Introduction: Portal vein thrombosis (PVT) is a critical factor in portal hypertension, often linked to liver disease but also occurring independently. Superior mesenteric vein thrombosis and PVT can lead to mesenteric ischemia, even without predisposing hepatic or abdominal conditions. While acute or chronic PVT may present with variable occlusion, the development of intestinal strictures is rare. Persistent symptoms necessitate close follow-up for early detection and timely intervention.

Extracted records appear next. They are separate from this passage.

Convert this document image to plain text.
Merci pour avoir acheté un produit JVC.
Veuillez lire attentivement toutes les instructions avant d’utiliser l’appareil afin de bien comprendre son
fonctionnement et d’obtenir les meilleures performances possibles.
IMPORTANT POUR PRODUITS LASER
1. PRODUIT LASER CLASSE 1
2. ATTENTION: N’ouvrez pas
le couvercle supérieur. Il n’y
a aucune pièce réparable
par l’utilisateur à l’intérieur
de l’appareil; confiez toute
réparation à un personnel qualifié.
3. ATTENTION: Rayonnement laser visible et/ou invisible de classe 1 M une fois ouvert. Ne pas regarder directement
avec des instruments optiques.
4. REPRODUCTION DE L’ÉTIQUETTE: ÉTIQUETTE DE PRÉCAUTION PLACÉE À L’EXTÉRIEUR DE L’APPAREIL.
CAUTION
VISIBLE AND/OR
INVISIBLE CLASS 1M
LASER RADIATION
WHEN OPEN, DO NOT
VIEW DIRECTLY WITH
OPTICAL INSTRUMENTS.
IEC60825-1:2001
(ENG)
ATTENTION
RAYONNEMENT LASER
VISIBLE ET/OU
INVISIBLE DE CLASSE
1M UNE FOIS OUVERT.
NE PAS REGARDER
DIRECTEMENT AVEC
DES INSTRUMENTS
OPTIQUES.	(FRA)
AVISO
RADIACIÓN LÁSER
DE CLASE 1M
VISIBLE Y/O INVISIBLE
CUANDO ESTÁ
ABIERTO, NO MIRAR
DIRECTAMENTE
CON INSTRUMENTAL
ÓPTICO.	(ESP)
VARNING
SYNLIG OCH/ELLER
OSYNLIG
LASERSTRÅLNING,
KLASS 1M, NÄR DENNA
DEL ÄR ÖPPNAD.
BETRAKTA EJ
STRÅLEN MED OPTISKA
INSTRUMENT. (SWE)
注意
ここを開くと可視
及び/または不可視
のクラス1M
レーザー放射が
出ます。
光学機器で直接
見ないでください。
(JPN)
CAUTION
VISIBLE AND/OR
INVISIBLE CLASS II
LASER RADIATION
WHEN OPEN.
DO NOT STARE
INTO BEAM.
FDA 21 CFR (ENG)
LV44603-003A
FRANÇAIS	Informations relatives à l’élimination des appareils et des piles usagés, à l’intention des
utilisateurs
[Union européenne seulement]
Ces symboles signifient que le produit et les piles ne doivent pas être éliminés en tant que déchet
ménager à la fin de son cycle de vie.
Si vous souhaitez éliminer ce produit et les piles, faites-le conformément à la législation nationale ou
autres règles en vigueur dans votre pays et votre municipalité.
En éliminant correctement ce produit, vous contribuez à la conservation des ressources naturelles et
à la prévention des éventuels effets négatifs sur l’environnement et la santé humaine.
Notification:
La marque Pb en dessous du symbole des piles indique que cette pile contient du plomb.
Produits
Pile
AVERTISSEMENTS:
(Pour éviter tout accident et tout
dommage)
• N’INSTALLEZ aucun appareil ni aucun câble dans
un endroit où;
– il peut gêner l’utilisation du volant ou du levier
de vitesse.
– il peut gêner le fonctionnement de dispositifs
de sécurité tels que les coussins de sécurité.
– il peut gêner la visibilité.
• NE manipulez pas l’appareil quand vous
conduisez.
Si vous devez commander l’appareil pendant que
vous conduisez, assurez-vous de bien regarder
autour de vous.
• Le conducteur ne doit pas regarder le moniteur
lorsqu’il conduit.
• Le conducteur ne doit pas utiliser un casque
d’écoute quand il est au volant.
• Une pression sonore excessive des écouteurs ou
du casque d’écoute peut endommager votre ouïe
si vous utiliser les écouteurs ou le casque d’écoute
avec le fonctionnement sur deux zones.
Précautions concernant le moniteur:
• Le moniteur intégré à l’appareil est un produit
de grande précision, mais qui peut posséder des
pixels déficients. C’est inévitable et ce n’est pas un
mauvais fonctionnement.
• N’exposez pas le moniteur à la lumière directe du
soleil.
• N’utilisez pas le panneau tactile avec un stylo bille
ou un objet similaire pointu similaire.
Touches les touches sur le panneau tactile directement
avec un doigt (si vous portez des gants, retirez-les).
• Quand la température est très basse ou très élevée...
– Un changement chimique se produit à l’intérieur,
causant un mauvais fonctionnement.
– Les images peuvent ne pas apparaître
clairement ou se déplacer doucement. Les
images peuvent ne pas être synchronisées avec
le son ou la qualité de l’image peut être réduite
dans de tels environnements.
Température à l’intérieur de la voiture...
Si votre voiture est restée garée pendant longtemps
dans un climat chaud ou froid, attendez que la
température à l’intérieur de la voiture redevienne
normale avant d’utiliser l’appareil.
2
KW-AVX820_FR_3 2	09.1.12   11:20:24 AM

Case presentation: A male patient in his early 40s presented with 15 days of progressive upper abdominal pain and one day of vomiting. He had a history of diabetes and hypertension. Examination revealed tachycardia and epigastric tenderness. Laboratory tests showed neutrophilic leukocytosis and positive occult blood in the stool. Contrast-enhanced CT (CECT) revealed PVT extending into its right branch, jejunal wall thickening, and mesenteric engorgement suggestive of ischemia. Upper GI endoscopy showed esophageal varices and portal hypertensive gastropathy. He was managed conservatively with anticoagulation and discharged. One month later, he returned with recurrent vomiting, worsened by solid food. Repeat CECT showed jejunal obstruction with a 3-cm stricture. Exploratory laparotomy revealed dense adhesions; adhesiolysis, bowel resection, anastomosis, and feeding jejunostomy were performed. Histopathological examination showed a sealed-off perforation with acute suppurative inflammation and fibrotic changes consistent with ischemic stricture.
Conclusion: While mesenteric venous thrombosis is primarily managed with anticoagulation, progressive bowel strictures may develop over time, necessitating surgical intervention. Long-term follow-up is crucial, as delayed complications can arise despite initial success in preventing infarction.